Differential expression of sulfur assimilation pathway genes in Acidithiobacillus ferrooxidans under Cd²⁺ stress: evidence from transcriptional, enzymatic, and metabolic profiles.

Acidithiobacillus ferrooxidans is a heavy metal-tolerant acidophilic chemolithotroph found in acidic mine effluent and is used commercially in the bioleaching of sulfide ores. In this work, we investigated the interplay between divalent cadmium (Cd(2+)) resistance and expression of genes involved in the sulfur assimilation pathway (SAP). We also investigated the response of the thiol-containing metal-chelating metabolites, cysteine and glutathione(GSH), to increasing Cd(2+) concentrations. During growth in the presence of 30 mM Cd(2+), the concentrations of mRNA for 5 genes in the SAP pathway increased more than fourfold: these encode ATP sulfurylase (ATPS), adenosine 5'-phosphosulfate (APS) reductase, sulfite reductase (SiR), serine acetyltransferase (SAT) and O-acetylserine (thiol) lyase (OAS-TL).
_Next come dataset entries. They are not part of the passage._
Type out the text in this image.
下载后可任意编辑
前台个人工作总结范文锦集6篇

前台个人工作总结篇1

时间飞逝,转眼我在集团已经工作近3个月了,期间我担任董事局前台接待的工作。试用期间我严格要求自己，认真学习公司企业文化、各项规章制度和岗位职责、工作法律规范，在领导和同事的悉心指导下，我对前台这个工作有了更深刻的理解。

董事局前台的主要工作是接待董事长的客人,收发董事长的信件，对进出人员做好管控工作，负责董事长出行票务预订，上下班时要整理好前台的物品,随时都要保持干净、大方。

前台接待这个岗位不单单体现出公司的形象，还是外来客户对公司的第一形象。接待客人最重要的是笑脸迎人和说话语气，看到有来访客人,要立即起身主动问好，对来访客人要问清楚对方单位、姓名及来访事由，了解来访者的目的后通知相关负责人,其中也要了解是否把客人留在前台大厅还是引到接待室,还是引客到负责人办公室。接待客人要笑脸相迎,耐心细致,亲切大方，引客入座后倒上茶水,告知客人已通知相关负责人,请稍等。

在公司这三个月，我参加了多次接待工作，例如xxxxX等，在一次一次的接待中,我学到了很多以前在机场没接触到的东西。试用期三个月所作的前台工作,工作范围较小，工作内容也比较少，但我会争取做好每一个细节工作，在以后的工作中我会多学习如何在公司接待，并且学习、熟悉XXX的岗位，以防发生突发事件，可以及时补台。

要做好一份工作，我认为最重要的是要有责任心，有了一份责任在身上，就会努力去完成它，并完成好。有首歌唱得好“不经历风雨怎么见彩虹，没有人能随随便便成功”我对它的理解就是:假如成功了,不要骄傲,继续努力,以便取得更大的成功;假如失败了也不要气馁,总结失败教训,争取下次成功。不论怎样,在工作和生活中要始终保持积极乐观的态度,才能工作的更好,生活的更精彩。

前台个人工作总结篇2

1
Increased transcription was also reflected in increased enzyme activities: those of SAT and adenosylphosphosulfate reductase (APR) reached a peak of 26- and 15.8-fold, respectively, compared to the control culture in the presence of 15 mM Cd(2+). In contrast, the activity of OAS-TL, which is responsible for the biosynthesis of cysteine, was diminished. At the metabolite level, the intracellular cysteine and GSH contents nearly doubled. These results suggested that Cd(2+) induced transcription of SAP genes, while directly inhibiting the activities of some enzymes (e.g., OAS-TL). Overall, these results are consistent with a detoxification/resistance mechanism involving enhanced sulfur uptake and sequestration of Cd(2+) by cysteine and glutathione.